Cardinal Rainer Woelki, Archbishop Koch’s predecessor in Berlin, will give him the bishop’s staff that belonged to Cardinal Alfred Bengsch, bishop of Berlin from 1961 to 1979. The staff symbolises the office of shepherd.

No less than 29 bishops will be attending the installation, among them Cardinal Wim Eijk of Utrecht, and bishops from Poland and the Czech Republic, in addition to many German bishops. The ecumenical delegation consists of representatives from the Lutheran church in Germany, the Romanian-Orthodox Church, the Greek-Orthodox Church and the Coptic-Orthodox Church. Many local politicians will also attend, with the president of the Bundestag as the highest-ranking official.

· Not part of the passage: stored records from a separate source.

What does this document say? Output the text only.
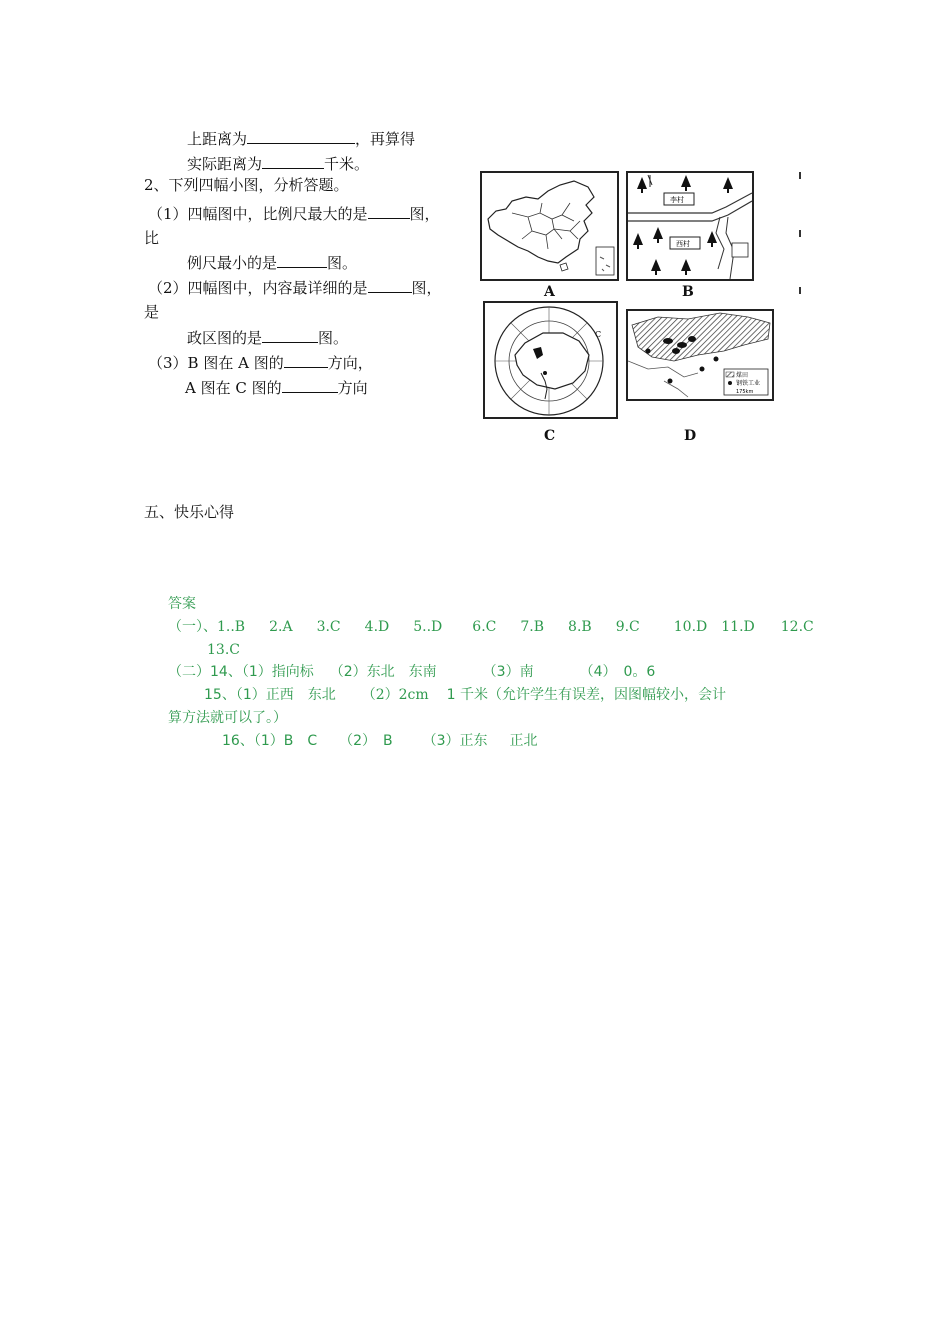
上距离为	，再算得
实际距离为	千米。
2、下列四幅小图，分析答题。
（1）四幅图中，比例尺最大的是	图，
比
例尺最小的是	图。
（2）四幅图中，内容最详细的是	图，
是
政区图的是	图。
（3）B 图在 A 图的	方向，
A 图在 C 图的	方向
A
李村
西村
B
C
C
煤田
钢铁工业
175km
D
五、快乐心得
答案
（一）、1..B 2.A 3.C 4.D 5..D 6.C 7.B 8.B 9.C 10.D 11.D 12.C
13.C
（二）14、（1）指向标 （2）东北　东南	（3）南	（4）　0。6
15、（1）正西　东北 （2）2cm 1 千米（允许学生有误差，因图幅较小，会计
算方法就可以了。）
16、（1）B　C （2）　B （3）正东 正北
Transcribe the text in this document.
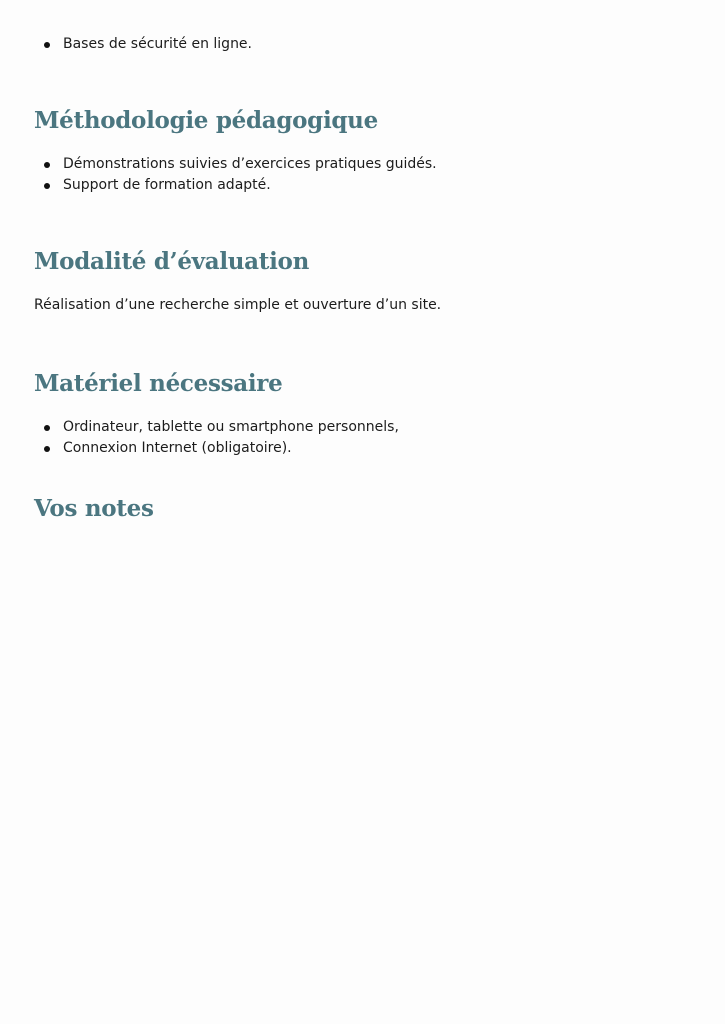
Bases de sécurité en ligne.
Méthodologie pédagogique
Démonstrations suivies d’exercices pratiques guidés.
Support de formation adapté.
Modalité d’évaluation

Réalisation d’une recherche simple et ouverture d’un site.

Matériel nécessaire
Ordinateur, tablette ou smartphone personnels,
Connexion Internet (obligatoire).
Vos notes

In a recent interview, Archbishop Koch spoke about his years in Berlin, to which he is looking forward. But there is already some work cut out for him, as Cardinal Woelki began a number of reforms before being recalled to Cologne. What will be the new archbishop’s focus in those matters?

“In Berlin it is not just about changing certain structures. In the first place there has to be a new substantial positioning. The central questions must be: How can we be christian and Church in a major city or in the country, and how can we fullfill our mission when there are ever more people who say it doesn’t matter to them if there is or is no God.”

How does he see himself as archbishop of Berlin? Will he be mainly for the city or also for the surrounding area?

“In the first place I will be archbishop for the people in the archdiocese. Catholics from Brandenburg and Vorpommern have written to me that I should take care that it’s not only about Berlin. But of course I will also accept invitations, from the federal president to the ARD television studios in the capital, to represent Catholic positions.”

Cardinal Woelki lived in Wedding, a subburb of Berlin with low income and immigrant families. Where will Archbishop Koch live?

“In the first months in an apartment of the Military Ordinariate, and  then in a  former parish house in Lichterfelde [a more residential area in the southwest of Berlin], after it has been renovated. I want to have a very open and hospitable home, where I can eat, sit and speak with visitors. I know how much can informally be discussed over a cup of coffee or a glass of wine. Much more than in many meetings.”